CLARITY Act: Banking Trade Groups Push For Yield Agreement Revision – Details
US banking commerce teams have referred to as for an modification to the stablecoin yield compromise within the extremely anticipated CLARITY Act. This assertion comes forward of an anticipated markup on the crypto laws subsequent week. After months of negotiations, legislators, crypto trade gamers, and US banks reached an settlement on the way to undertake stablecoin yield underneath the incoming regulatory framework.
In specific, the CLARITY Act will ban all types of passive, deposit-like curiosity on stablecoins, successfully stopping competitors with conventional financial institution financial savings. However, the invoice would allow all types of rewards tied to bona fide actions, together with staking, transaction exercise, or liquidity provision. Essentially, the goal is to advertise a “purchase and use” strategy in the direction of stablecoins, relatively than “purchase and maintain.”
Banking Unions Move To Close Passive ‘Loopholes’
In an X post on May 8, impartial reporter Eleanor Terrett shared a letter by the banking commerce teams proposing adjustments to the stablecoin yield part within the CLARITY Act. The events to this letter included the American Banking Association, Bank Policy Institute, Consumer Bankers Association, Financial Services Forum, Independent Community Bankers of America, and National Bankers Association
The proposed revisions have been primarily geared toward speaking an absolute ban on passive curiosity and stopping any deposit flights from conventional monetary establishments. As seen under, these included grammatical changes, notably inside Section 404(c)(1), the place the unions proposed changing the phrase “practical and financial equal” with “considerably comparable” in defining passive deposit revenue yield and stablecoin-related yield mechanisms.

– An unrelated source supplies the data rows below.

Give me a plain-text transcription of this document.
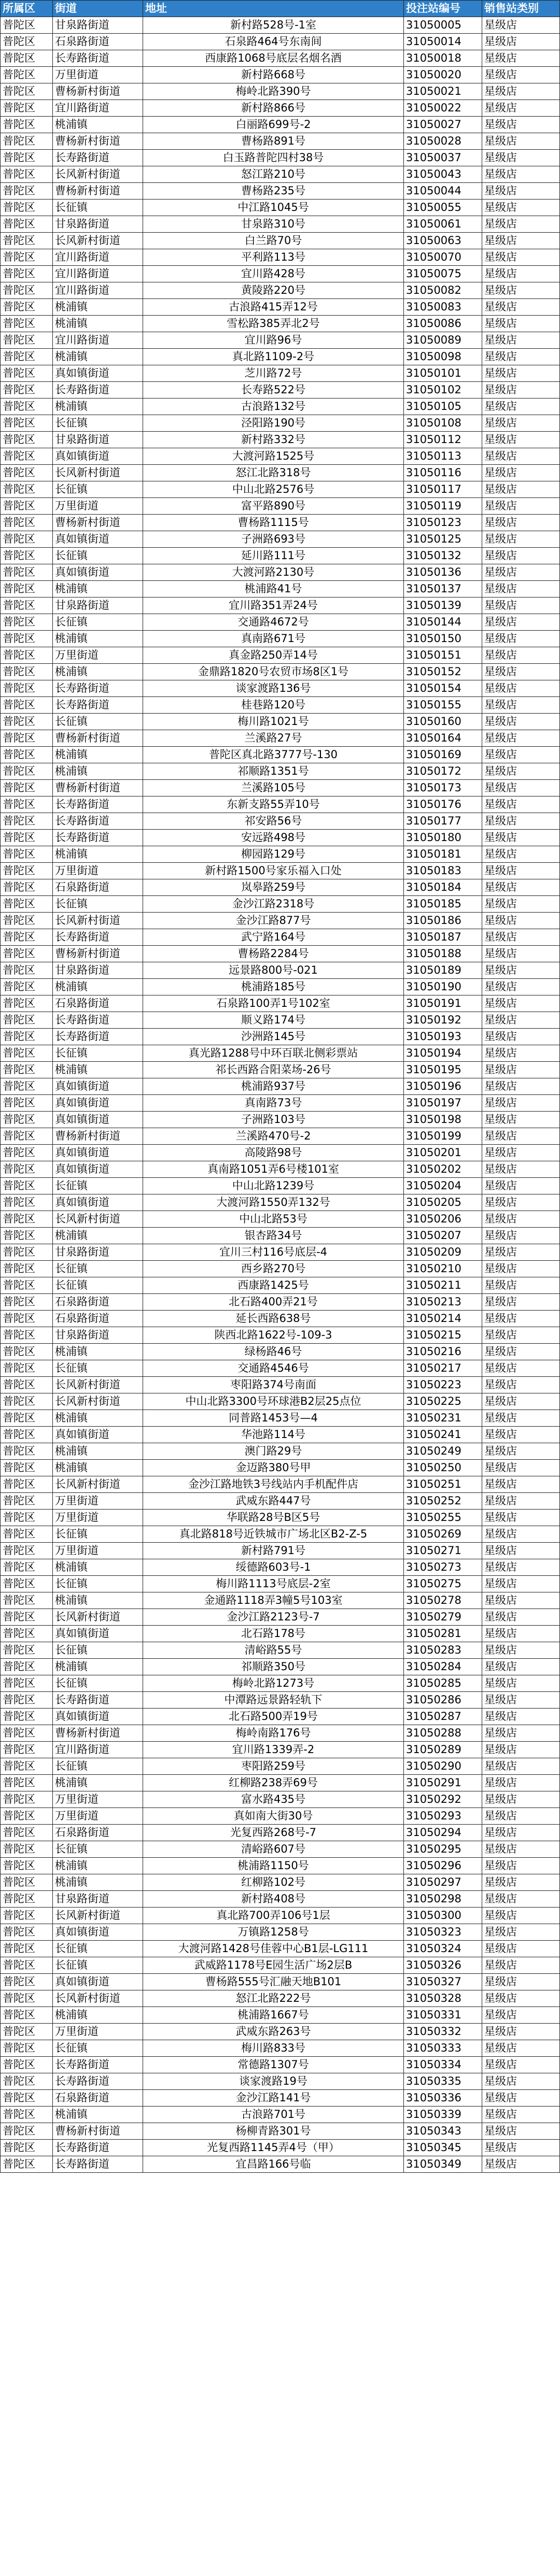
所属区	街道	地址	投注站编号	销售站类别
普陀区	甘泉路街道	新村路528号-1室	31050005	星级店
普陀区	石泉路街道	石泉路464号东南间	31050014	星级店
普陀区	长寿路街道	西康路1068号底层名烟名酒	31050018	星级店
普陀区	万里街道	新村路668号	31050020	星级店
普陀区	曹杨新村街道	梅岭北路390号	31050021	星级店
普陀区	宜川路街道	新村路866号	31050022	星级店
普陀区	桃浦镇	白丽路699号-2	31050027	星级店
普陀区	曹杨新村街道	曹杨路891号	31050028	星级店
普陀区	长寿路街道	白玉路普陀四村38号	31050037	星级店
普陀区	长风新村街道	怒江路210号	31050043	星级店
普陀区	曹杨新村街道	曹杨路235号	31050044	星级店
普陀区	长征镇	中江路1045号	31050055	星级店
普陀区	甘泉路街道	甘泉路310号	31050061	星级店
普陀区	长风新村街道	白兰路70号	31050063	星级店
普陀区	宜川路街道	平利路113号	31050070	星级店
普陀区	宜川路街道	宜川路428号	31050075	星级店
普陀区	宜川路街道	黄陵路220号	31050082	星级店
普陀区	桃浦镇	古浪路415弄12号	31050083	星级店
普陀区	桃浦镇	雪松路385弄北2号	31050086	星级店
普陀区	宜川路街道	宜川路96号	31050089	星级店
普陀区	桃浦镇	真北路1109-2号	31050098	星级店
普陀区	真如镇街道	芝川路72号	31050101	星级店
普陀区	长寿路街道	长寿路522号	31050102	星级店
普陀区	桃浦镇	古浪路132号	31050105	星级店
普陀区	长征镇	泾阳路190号	31050108	星级店
普陀区	甘泉路街道	新村路332号	31050112	星级店
普陀区	真如镇街道	大渡河路1525号	31050113	星级店
普陀区	长风新村街道	怒江北路318号	31050116	星级店
普陀区	长征镇	中山北路2576号	31050117	星级店
普陀区	万里街道	富平路890号	31050119	星级店
普陀区	曹杨新村街道	曹杨路1115号	31050123	星级店
普陀区	真如镇街道	子洲路693号	31050125	星级店
普陀区	长征镇	延川路111号	31050132	星级店
普陀区	真如镇街道	大渡河路2130号	31050136	星级店
普陀区	桃浦镇	桃浦路41号	31050137	星级店
普陀区	甘泉路街道	宜川路351弄24号	31050139	星级店
普陀区	长征镇	交通路4672号	31050144	星级店
普陀区	桃浦镇	真南路671号	31050150	星级店
普陀区	万里街道	真金路250弄14号	31050151	星级店
普陀区	桃浦镇	金鼎路1820号农贸市场8区1号	31050152	星级店
普陀区	长寿路街道	谈家渡路136号	31050154	星级店
普陀区	长寿路街道	桂巷路120号	31050155	星级店
普陀区	长征镇	梅川路1021号	31050160	星级店
普陀区	曹杨新村街道	兰溪路27号	31050164	星级店
普陀区	桃浦镇	普陀区真北路3777号-130	31050169	星级店
普陀区	桃浦镇	祁顺路1351号	31050172	星级店
普陀区	曹杨新村街道	兰溪路105号	31050173	星级店
普陀区	长寿路街道	东新支路55弄10号	31050176	星级店
普陀区	长寿路街道	祁安路56号	31050177	星级店
普陀区	长寿路街道	安远路498号	31050180	星级店
普陀区	桃浦镇	柳园路129号	31050181	星级店
普陀区	万里街道	新村路1500号家乐福入口处	31050183	星级店
普陀区	石泉路街道	岚皋路259号	31050184	星级店
普陀区	长征镇	金沙江路2318号	31050185	星级店
普陀区	长风新村街道	金沙江路877号	31050186	星级店
普陀区	长寿路街道	武宁路164号	31050187	星级店
普陀区	曹杨新村街道	曹杨路2284号	31050188	星级店
普陀区	甘泉路街道	远景路800号-021	31050189	星级店
普陀区	桃浦镇	桃浦路185号	31050190	星级店
普陀区	石泉路街道	石泉路100弄1号102室	31050191	星级店
普陀区	长寿路街道	顺义路174号	31050192	星级店
普陀区	长寿路街道	沙洲路145号	31050193	星级店
普陀区	长征镇	真光路1288号中环百联北侧彩票站	31050194	星级店
普陀区	桃浦镇	祁长西路合阳菜场-26号	31050195	星级店
普陀区	真如镇街道	桃浦路937号	31050196	星级店
普陀区	真如镇街道	真南路73号	31050197	星级店
普陀区	真如镇街道	子洲路103号	31050198	星级店
普陀区	曹杨新村街道	兰溪路470号-2	31050199	星级店
普陀区	真如镇街道	高陵路98号	31050201	星级店
普陀区	真如镇街道	真南路1051弄6号楼101室	31050202	星级店
普陀区	长征镇	中山北路1239号	31050204	星级店
普陀区	真如镇街道	大渡河路1550弄132号	31050205	星级店
普陀区	长风新村街道	中山北路53号	31050206	星级店
普陀区	桃浦镇	银杏路34号	31050207	星级店
普陀区	甘泉路街道	宜川三村116号底层-4	31050209	星级店
普陀区	长征镇	西乡路270号	31050210	星级店
普陀区	长征镇	西康路1425号	31050211	星级店
普陀区	石泉路街道	北石路400弄21号	31050213	星级店
普陀区	石泉路街道	延长西路638号	31050214	星级店
普陀区	甘泉路街道	陕西北路1622号-109-3	31050215	星级店
普陀区	桃浦镇	绿杨路46号	31050216	星级店
普陀区	长征镇	交通路4546号	31050217	星级店
普陀区	长风新村街道	枣阳路374号南面	31050223	星级店
普陀区	长风新村街道	中山北路3300号环球港B2层25点位	31050225	星级店
普陀区	桃浦镇	同普路1453号—4	31050231	星级店
普陀区	真如镇街道	华池路114号	31050241	星级店
普陀区	桃浦镇	澳门路29号	31050249	星级店
普陀区	桃浦镇	金迈路380号甲	31050250	星级店
普陀区	长风新村街道	金沙江路地铁3号线站内手机配件店	31050251	星级店
普陀区	万里街道	武威东路447号	31050252	星级店
普陀区	万里街道	华联路28号B区5号	31050255	星级店
普陀区	长征镇	真北路818号近铁城市广场北区B2-Z-5	31050269	星级店
普陀区	万里街道	新村路791号	31050271	星级店
普陀区	桃浦镇	绥德路603号-1	31050273	星级店
普陀区	长征镇	梅川路1113号底层-2室	31050275	星级店
普陀区	桃浦镇	金通路1118弄3幢5号103室	31050278	星级店
普陀区	长风新村街道	金沙江路2123号-7	31050279	星级店
普陀区	真如镇街道	北石路178号	31050281	星级店
普陀区	长征镇	清峪路55号	31050283	星级店
普陀区	桃浦镇	祁顺路350号	31050284	星级店
普陀区	长征镇	梅岭北路1273号	31050285	星级店
普陀区	长寿路街道	中潭路远景路轻轨下	31050286	星级店
普陀区	真如镇街道	北石路500弄19号	31050287	星级店
普陀区	曹杨新村街道	梅岭南路176号	31050288	星级店
普陀区	宜川路街道	宜川路1339弄-2	31050289	星级店
普陀区	长征镇	枣阳路259号	31050290	星级店
普陀区	桃浦镇	红柳路238弄69号	31050291	星级店
普陀区	万里街道	富水路435号	31050292	星级店
普陀区	万里街道	真如南大街30号	31050293	星级店
普陀区	石泉路街道	光复西路268号-7	31050294	星级店
普陀区	长征镇	清峪路607号	31050295	星级店
普陀区	桃浦镇	桃浦路1150号	31050296	星级店
普陀区	桃浦镇	红柳路102号	31050297	星级店
普陀区	甘泉路街道	新村路408号	31050298	星级店
普陀区	长风新村街道	真北路700弄106号1层	31050300	星级店
普陀区	真如镇街道	万镇路1258号	31050323	星级店
普陀区	长征镇	大渡河路1428号佳蓉中心B1层-LG111	31050324	星级店
普陀区	长征镇	武威路1178号E园生活广场2层B	31050326	星级店
普陀区	真如镇街道	曹杨路555号汇融天地B101	31050327	星级店
普陀区	长风新村街道	怒江北路222号	31050328	星级店
普陀区	桃浦镇	桃浦路1667号	31050331	星级店
普陀区	万里街道	武威东路263号	31050332	星级店
普陀区	长征镇	梅川路833号	31050333	星级店
普陀区	长寿路街道	常德路1307号	31050334	星级店
普陀区	长寿路街道	谈家渡路19号	31050335	星级店
普陀区	石泉路街道	金沙江路141号	31050336	星级店
普陀区	桃浦镇	古浪路701号	31050339	星级店
普陀区	曹杨新村街道	杨柳青路301号	31050343	星级店
普陀区	长寿路街道	光复西路1145弄4号（甲）	31050345	星级店
普陀区	长寿路街道	宜昌路166号临	31050349	星级店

NEW: Banking trades are mounting a coordinated push for revisions to the stablecoin yield compromise forward of an anticipated Clarity Act markup subsequent week, arguing the present language nonetheless leaves room for rewards packages that would successfully replicate yield.@bankpolicy,… pic.twitter.com/O2aIJ9JJ93
— Eleanor Terrett (@EleanorTerrett) May 8, 2026
There can be a advice to fully omit subsection (3)(B), which they declare introduces an ambiguity that undermines the principle goal of the compromise. However, it’s unlikely these suggestions will obtain a lot consideration, as lawmakers have largely shifted their focus to different features of the CLARITY Act. In specific, Terrett experiences a Senate aide describing the efforts of commerce teams as “fairly milquetoast.”
CLARITY Act Approaches Key Mark-Up Stage
In different developments, the US Senate Committee on Banking, Housing, and Urban Affairs is about to carry a markup session for the CLARITY Act on Thursday, May 14, at 10:30 AM EST, reported by Terrett in a separate put up.

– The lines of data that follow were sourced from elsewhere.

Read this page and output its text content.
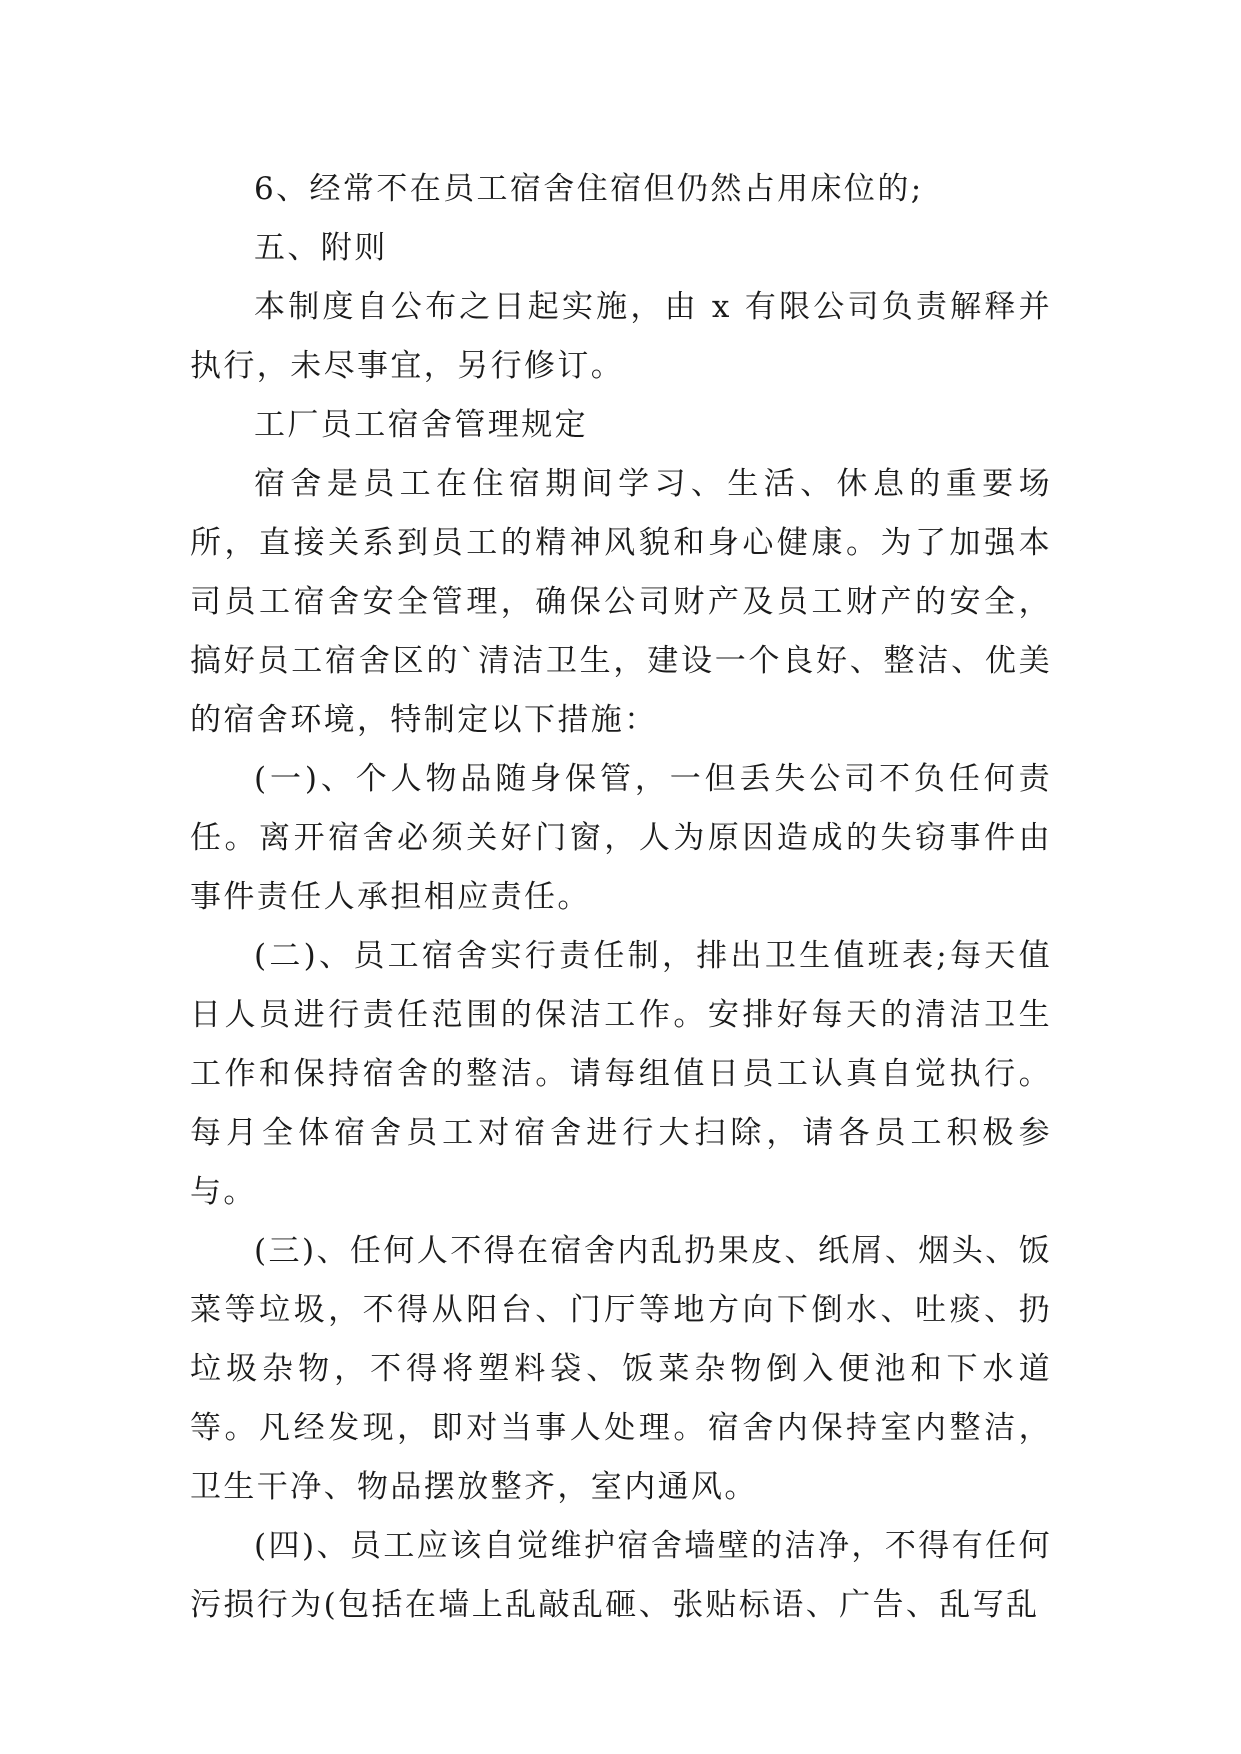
6、经常不在员工宿舍住宿但仍然占用床位的;

五、附则

本制度自公布之日起实施，由 x 有限公司负责解释并执行，未尽事宜，另行修订。

工厂员工宿舍管理规定

宿舍是员工在住宿期间学习、生活、休息的重要场所，直接关系到员工的精神风貌和身心健康。为了加强本司员工宿舍安全管理，确保公司财产及员工财产的安全，搞好员工宿舍区的`清洁卫生，建设一个良好、整洁、优美的宿舍环境，特制定以下措施：

(一)、个人物品随身保管，一但丢失公司不负任何责任。离开宿舍必须关好门窗，人为原因造成的失窃事件由事件责任人承担相应责任。

(二)、员工宿舍实行责任制，排出卫生值班表;每天值日人员进行责任范围的保洁工作。安排好每天的清洁卫生工作和保持宿舍的整洁。请每组值日员工认真自觉执行。每月全体宿舍员工对宿舍进行大扫除，请各员工积极参与。

(三)、任何人不得在宿舍内乱扔果皮、纸屑、烟头、饭菜等垃圾，不得从阳台、门厅等地方向下倒水、吐痰、扔垃圾杂物，不得将塑料袋、饭菜杂物倒入便池和下水道等。凡经发现，即对当事人处理。宿舍内保持室内整洁，卫生干净、物品摆放整齐，室内通风。

(四)、员工应该自觉维护宿舍墙壁的洁净，不得有任何污损行为(包括在墙上乱敲乱砸、张贴标语、广告、乱写乱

During this course of, the committee members are anticipated to evaluation the invoice, debate proposed amendments, and vote on whether or not the laws ought to advance to the complete Senate for consideration. Following approval by the committee, the CLARITY Act should move by a full Senate vote and subsequently safe approval within the House of Representatives earlier than reaching the President’s desk to be signed into regulation.

NEW: Banking trades are mounting a coordinated push for revisions to the stablecoin yield compromise forward of an anticipated Clarity Act markup subsequent week, arguing the present language nonetheless leaves room for rewards packages that would successfully replicate yield.